Personally, I think it is because they are trying to use the best possible technology that bugs like this creep into the OS.
25 years ago, OS's were much simpler, providing relatively few built-in services & not much security. For instance, if you wanted automatic backups, you had to buy expensive & hard to configure software. If you bought a UPS, you had to install proprietary software that came with it to get a 'graceful' shutdown feature, & it often didn't work very well. In fact, 25 years ago there wasn't even such a thing as USB, so you had to make sure your UPS had a port that was compatible with your Mac.
Builtin security was relatively primitive, but that was OK because there weren't many threats targeting OS X.
These days things are very different. We expect OS X to natively support dozens of services, many based on standards that Apple did not invent, including a few that contradict one another or have only recently been finalized. We also expect it to support third party additions, some of which alter the operation of the OS itself. We even expect OS X to protect us from increasingly sophisticated malware threats, & to do all this elegantly & silently, without our having to become IT professionals to use or configure it.
All these things add a lot of complexity to the code. I can't even begin to estimate the number of interdependencies among the parts of the current or recent OS X versions, but it is obvious that things that seem totally unrelated to users are in fact often related in ways that not even Apple's engineers can anticipate. This is nowhere more true than for things that affect the security of the system. Consider for instance the discovery of malware lurking in USB devices that can infect a system just by being plugged in. I suspect the new System Integrity Protection (SIP) feature of El Capitan was added in part to combat that threat, but that in turn may have necessitated redoing the USB class drivers & who knows what else.

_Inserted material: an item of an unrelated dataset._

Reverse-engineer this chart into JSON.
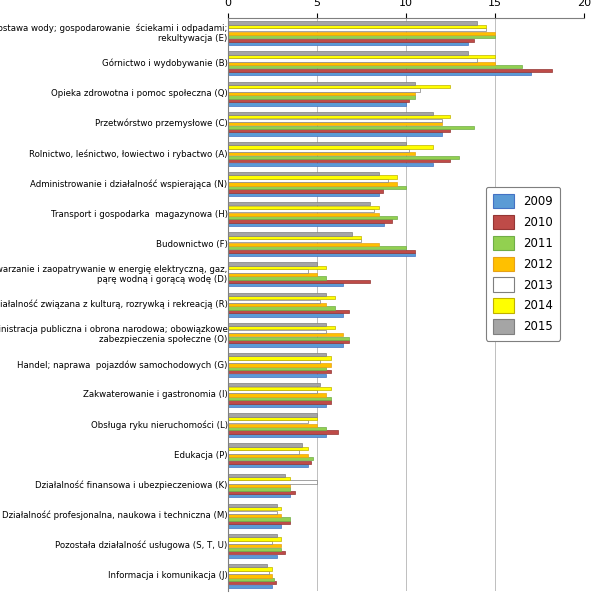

Sure, it can be argued that bugs that introduced should have been eliminated before the final release of 10.11, but realistically that could take so much time that Apple had to decide if it was worth leaving the vulnerability to that kind of attack in place until all the bugs were eliminated. Since there is inherently very little certainty about that, my guess is they opted for better security ASAP, even at the cost of leaving some bugs un-squashed.